Each line of your output essentially represents a single entry of the sparse matrix described previously. You do not need to output the zero entries corresponding to ads that were never shown on particular referrers (but many of your click through rates may still be zero if the ad never resulted in a click from that referrer).

When processing the data in your job, you'll need to parse the JSON objects. The easiest way to do so is using a JSON library such as JSON.simple. You can tell Hadoop to include libraries (stored in jarfiles) by adding the jarfiles to a folder named lib and including this folder in the jar you create. Here is a Makefile that will do this:

LIBS=/usr/local/hadoop/share/hadoop
NEW_CLASSPATH=lib/*:${LIBS}/mapreduce/*:${LIBS}/common/*:${LIBS}/common/lib/*:${CLASSPATH}

SRC = $(wildcard *.java) 

all: build

build: ${SRC}
  ${JAVA_HOME}/bin/javac -Xlint -cp ${NEW_CLASSPATH} ${SRC}
  ${JAVA_HOME}/bin/jar cvf build.jar *.class lib

Note: you must use tabs on the last two lines of the Makefile above, not spaces! If you copy-paste the above, you will probably have to delete the spaces and add tabs instead.

Hadoop will distrubute the lib folder to all nodes in the cluster and automatically include it in the classpath.
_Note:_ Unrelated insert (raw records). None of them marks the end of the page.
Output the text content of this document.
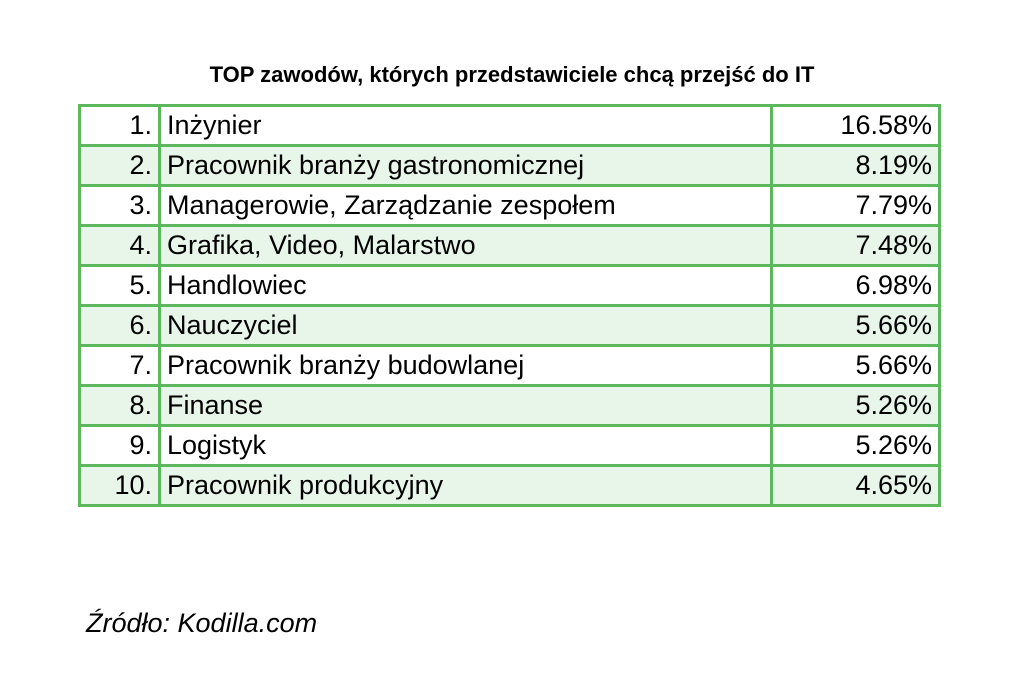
TOP zawodów, których przedstawiciele chcą przejść do IT
1.	Inżynier	16.58%
2.	Pracownik branży gastronomicznej	8.19%
3.	Managerowie, Zarządzanie zespołem	7.79%
4.	Grafika, Video, Malarstwo	7.48%
5.	Handlowiec	6.98%
6.	Nauczyciel	5.66%
7.	Pracownik branży budowlanej	5.66%
8.	Finanse	5.26%
9.	Logistyk	5.26%
10.	Pracownik produkcyjny	4.65%
Źródło: Kodilla.com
You can download the JSON.simple jarfile here.

Sketching out your job on paper is almost certainly a better approach than trying to develop it "on-the-fly" while writing your code. While this job involves more complexity than the inverted index, the amount of actual code needed is still quite modest. Your code should compile without any warnings, except for several "bad path element" errors that you can ignore.

Finally, an important tip: you may find it simpler to design your job as a sequence of two separate MapReduce operations. You can easily execute a sequence of MapReduce operations within your job by constructing multiple Job objects within your run method. The output of one MapReduce operation can easily be fed as the input into the next by setting the same path in the run method.

Writeup and Submission

Your writeup can be relatively modest for this assignment -- you should discuss the design of your MapReduce jobs, as well as overview how you implemented them in Hadoop. You should also provide a piece of your final output (i.e., part of the final click through rate data). Remember to ensure that your output is in the format specified above!

Submit your assignment via your GitHub repository as usual, which should contain your source code, your writeup (as a PDF), and a snippet of your final output (either in your writeup or in a separate file).